Sorry, this entry is only available in ID.
Publik melihat betapa UU Pemerintahan Daerah (UU 32/2004) sejauh ini tidak efektif mencegah korupsi di pemerintah daerah. Buktinya, dari catatan KPK (2012), hingga akhir tahun 2012 telah terungkap tindak pidana korupsi sebanyak 138 kasus ditingkat daerah. Dari 138 perkara korupsi di daerah itu, sebanyak 38 kasus terjadi ditingkat provinsi dan 60 kasus ditingkat kabupaten/kota. Delapan gubernur ditetapkan sebagai tersangka/terdakwa. Dan ditingkat kabupaten/kota, dari 60 perkara korupsi, 32 bupati/walikota terjerat pula didalamnya.

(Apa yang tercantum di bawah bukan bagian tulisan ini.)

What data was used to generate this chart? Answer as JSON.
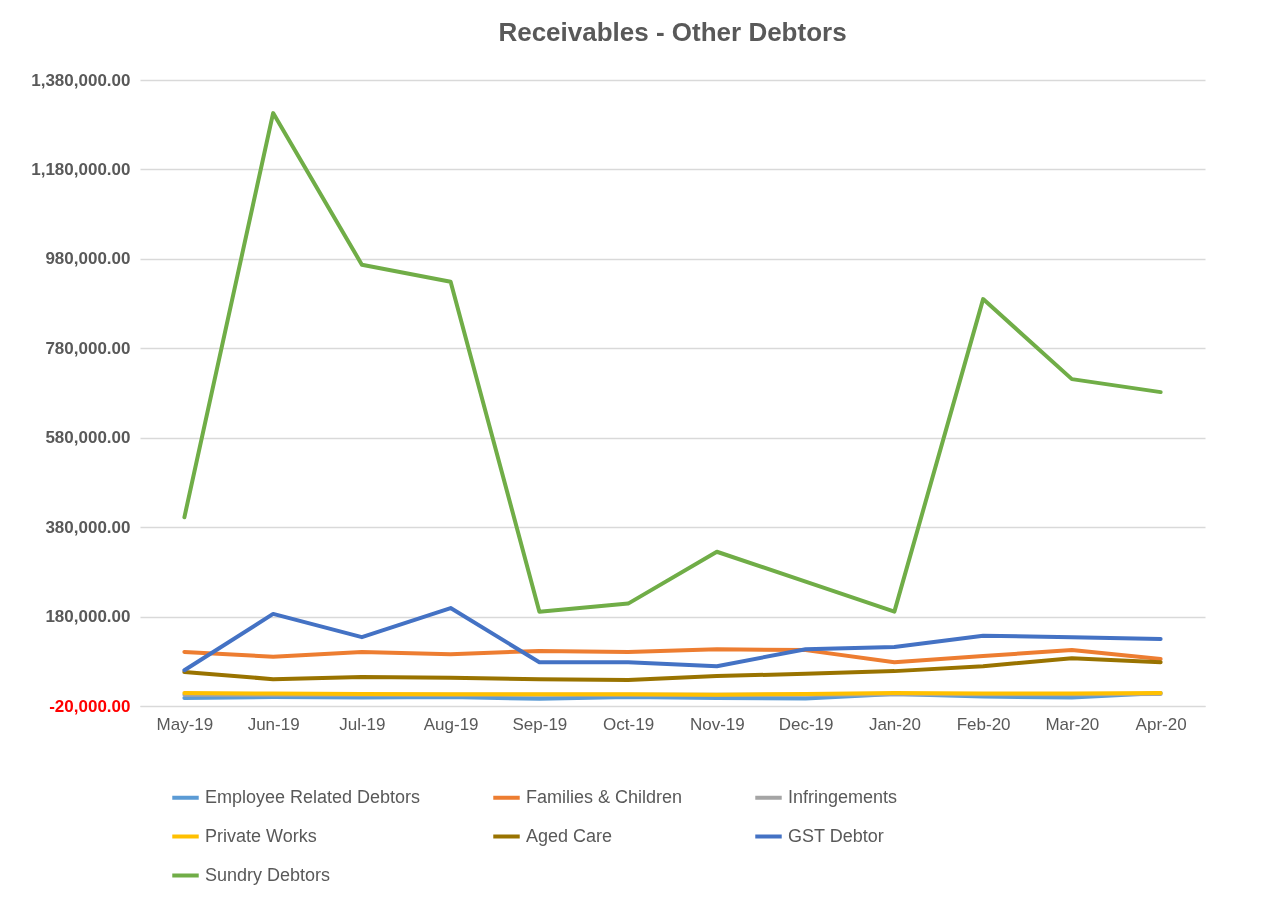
{
  "chart_data": {
    "type": "line",
    "title": "Receivables - Other Debtors",
    "categories": [
      "May-19",
      "Jun-19",
      "Jul-19",
      "Aug-19",
      "Sep-19",
      "Oct-19",
      "Nov-19",
      "Dec-19",
      "Jan-20",
      "Feb-20",
      "Mar-20",
      "Apr-20"
    ],
    "series": [
      {
        "name": "Employee Related Debtors",
        "color": "#5b9bd5",
        "values": [
          -2000,
          0,
          -1000,
          0,
          -4000,
          0,
          -2000,
          -3000,
          7000,
          1000,
          -1000,
          9000
        ]
      },
      {
        "name": "Families & Children",
        "color": "#ed7d31",
        "values": [
          101000,
          90000,
          101000,
          96000,
          103000,
          101000,
          107000,
          105000,
          78000,
          92000,
          105000,
          85000
        ]
      },
      {
        "name": "Infringements",
        "color": "#a5a5a5",
        "values": [
          5000,
          5000,
          5000,
          5000,
          5000,
          5000,
          5000,
          5000,
          6000,
          6000,
          6000,
          7000
        ]
      },
      {
        "name": "Private Works",
        "color": "#ffc000",
        "values": [
          9000,
          8000,
          7000,
          6000,
          6000,
          6000,
          5000,
          7000,
          9000,
          8000,
          8000,
          9000
        ]
      },
      {
        "name": "Aged Care",
        "color": "#997300",
        "values": [
          56000,
          40000,
          45000,
          43000,
          40000,
          38000,
          47000,
          52000,
          58000,
          69000,
          87000,
          78000
        ]
      },
      {
        "name": "GST Debtor",
        "color": "#4472c4",
        "values": [
          60000,
          186000,
          134000,
          199000,
          78000,
          78000,
          69000,
          107000,
          112000,
          137000,
          134000,
          130000
        ]
      },
      {
        "name": "Sundry Debtors",
        "color": "#70ad47",
        "values": [
          402000,
          1306000,
          967000,
          929000,
          191000,
          209000,
          325000,
          258000,
          191000,
          890000,
          711000,
          682000
        ]
      }
    ],
    "ylim": [
      -20000,
      1380000
    ],
    "yticks": [
      {
        "value": -20000,
        "label": "-20,000.00"
      },
      {
        "value": 180000,
        "label": "180,000.00"
      },
      {
        "value": 380000,
        "label": "380,000.00"
      },
      {
        "value": 580000,
        "label": "580,000.00"
      },
      {
        "value": 780000,
        "label": "780,000.00"
      },
      {
        "value": 980000,
        "label": "980,000.00"
      },
      {
        "value": 1180000,
        "label": "1,180,000.00"
      },
      {
        "value": 1380000,
        "label": "1,380,000.00"
      }
    ],
    "grid": "y",
    "legend": "bottom",
    "marker": "none",
    "line_style": "solid"
  }
}
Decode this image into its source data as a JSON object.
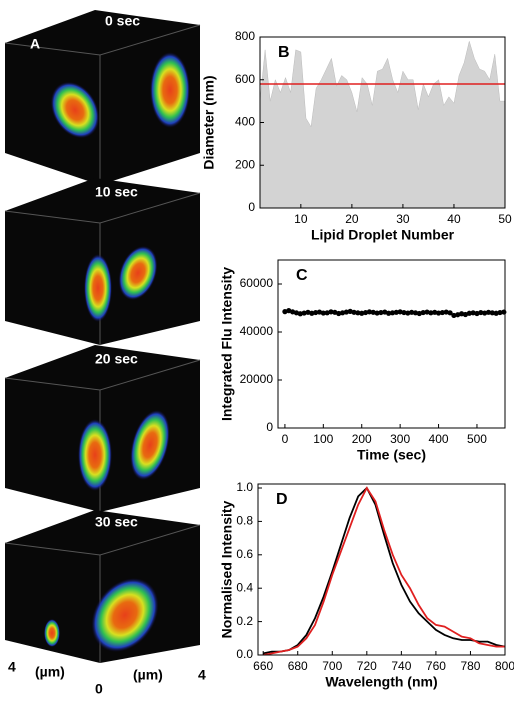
{
  "panel_a": {
    "label": "A",
    "frames": [
      "0 sec",
      "10 sec",
      "20 sec",
      "30 sec"
    ],
    "axis_labels": [
      "4",
      "(µm)",
      "0",
      "(µm)",
      "4"
    ]
  },
  "chart_data": [
    {
      "type": "area",
      "label": "B",
      "xlabel": "Lipid Droplet Number",
      "ylabel": "Diameter (nm)",
      "x": [
        2,
        3,
        4,
        5,
        6,
        7,
        8,
        9,
        10,
        11,
        12,
        13,
        14,
        15,
        16,
        17,
        18,
        19,
        20,
        21,
        22,
        23,
        24,
        25,
        26,
        27,
        28,
        29,
        30,
        31,
        32,
        33,
        34,
        35,
        36,
        37,
        38,
        39,
        40,
        41,
        42,
        43,
        44,
        45,
        46,
        47,
        48,
        49,
        50
      ],
      "series": [
        {
          "color": "#d3d3d3",
          "values": [
            500,
            740,
            500,
            600,
            540,
            610,
            540,
            740,
            730,
            420,
            380,
            560,
            600,
            650,
            700,
            570,
            620,
            600,
            540,
            450,
            610,
            580,
            480,
            640,
            650,
            700,
            600,
            540,
            640,
            600,
            600,
            460,
            580,
            520,
            580,
            600,
            480,
            520,
            490,
            620,
            680,
            780,
            700,
            650,
            640,
            600,
            720,
            500,
            500
          ]
        }
      ],
      "reference_line": {
        "value": 580,
        "color": "#e02020"
      },
      "xlim": [
        2,
        50
      ],
      "ylim": [
        0,
        800
      ],
      "xticks": [
        10,
        20,
        30,
        40,
        50
      ],
      "yticks": [
        0,
        200,
        400,
        600,
        800
      ]
    },
    {
      "type": "scatter",
      "label": "C",
      "xlabel": "Time (sec)",
      "ylabel": "Integrated Flu Intensity",
      "x": [
        0,
        10,
        20,
        30,
        40,
        50,
        60,
        70,
        80,
        90,
        100,
        110,
        120,
        130,
        140,
        150,
        160,
        170,
        180,
        190,
        200,
        210,
        220,
        230,
        240,
        250,
        260,
        270,
        280,
        290,
        300,
        310,
        320,
        330,
        340,
        350,
        360,
        370,
        380,
        390,
        400,
        410,
        420,
        430,
        440,
        450,
        460,
        470,
        480,
        490,
        500,
        510,
        520,
        530,
        540,
        550,
        560,
        570
      ],
      "series": [
        {
          "color": "#000000",
          "values": [
            48500,
            48900,
            48400,
            48000,
            47600,
            47900,
            48200,
            47800,
            48100,
            48300,
            47900,
            48000,
            48400,
            48200,
            47700,
            48000,
            48300,
            48600,
            48200,
            48000,
            47800,
            48100,
            48400,
            48200,
            47900,
            48100,
            48300,
            47800,
            48000,
            48200,
            48400,
            48100,
            47900,
            48200,
            48000,
            47700,
            48100,
            48300,
            48000,
            48200,
            47900,
            48100,
            48300,
            48000,
            46900,
            47200,
            47600,
            47300,
            47800,
            48000,
            47700,
            48100,
            47900,
            48200,
            48000,
            47800,
            48100,
            48300
          ]
        }
      ],
      "xlim": [
        -18,
        573
      ],
      "ylim": [
        0,
        70000
      ],
      "xticks": [
        0,
        100,
        200,
        300,
        400,
        500
      ],
      "yticks": [
        0,
        20000,
        40000,
        60000
      ]
    },
    {
      "type": "line",
      "label": "D",
      "xlabel": "Wavelength (nm)",
      "ylabel": "Normalised Intensity",
      "x": [
        660,
        665,
        670,
        675,
        680,
        685,
        690,
        695,
        700,
        705,
        710,
        715,
        720,
        725,
        730,
        735,
        740,
        745,
        750,
        755,
        760,
        765,
        770,
        775,
        780,
        785,
        790,
        795,
        800
      ],
      "series": [
        {
          "color": "#000000",
          "values": [
            0.01,
            0.02,
            0.02,
            0.03,
            0.06,
            0.12,
            0.22,
            0.35,
            0.5,
            0.66,
            0.82,
            0.95,
            1.0,
            0.9,
            0.72,
            0.55,
            0.42,
            0.32,
            0.25,
            0.2,
            0.15,
            0.12,
            0.1,
            0.09,
            0.09,
            0.08,
            0.08,
            0.06,
            0.05
          ]
        },
        {
          "color": "#e02020",
          "values": [
            0.0,
            0.01,
            0.02,
            0.03,
            0.05,
            0.1,
            0.18,
            0.32,
            0.48,
            0.62,
            0.76,
            0.9,
            1.0,
            0.92,
            0.75,
            0.6,
            0.48,
            0.4,
            0.3,
            0.22,
            0.18,
            0.17,
            0.14,
            0.11,
            0.1,
            0.07,
            0.06,
            0.05,
            0.05
          ]
        }
      ],
      "xlim": [
        657,
        800
      ],
      "ylim": [
        0,
        1.024
      ],
      "xticks": [
        660,
        680,
        700,
        720,
        740,
        760,
        780,
        800
      ],
      "yticks": [
        {
          "value": 0,
          "label": "0.0"
        },
        {
          "value": 0.2,
          "label": "0.2"
        },
        {
          "value": 0.4,
          "label": "0.4"
        },
        {
          "value": 0.6,
          "label": "0.6"
        },
        {
          "value": 0.8,
          "label": "0.8"
        },
        {
          "value": 1,
          "label": "1.0"
        }
      ]
    }
  ]
}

Lantas, apakah RUU Pemda yang saat ini sedang dibahas DPR punya kemampuan mencegah?
PATTIRO justru mendapati hal yang mengkhawatirkan. RUU ini malah cenderung membuka peluang dan bahkan memberikan perlindungan bagi korupsi dan penyalahgunaan wewenang oleh kepala daerah.
Catatan PATTIRO atas RUU Pemda menunjukkan ada dua pola perlindungan RUU Pemda atas korupsi/penyalahgunaan wewenang dari kepala daerah.
Pola pertama: memberikan payung bagi pengabaian kontrol politik atas keuangan daerah. dan pola kedua, memberikan payung bagi imunitas hukum dari kepala daerah.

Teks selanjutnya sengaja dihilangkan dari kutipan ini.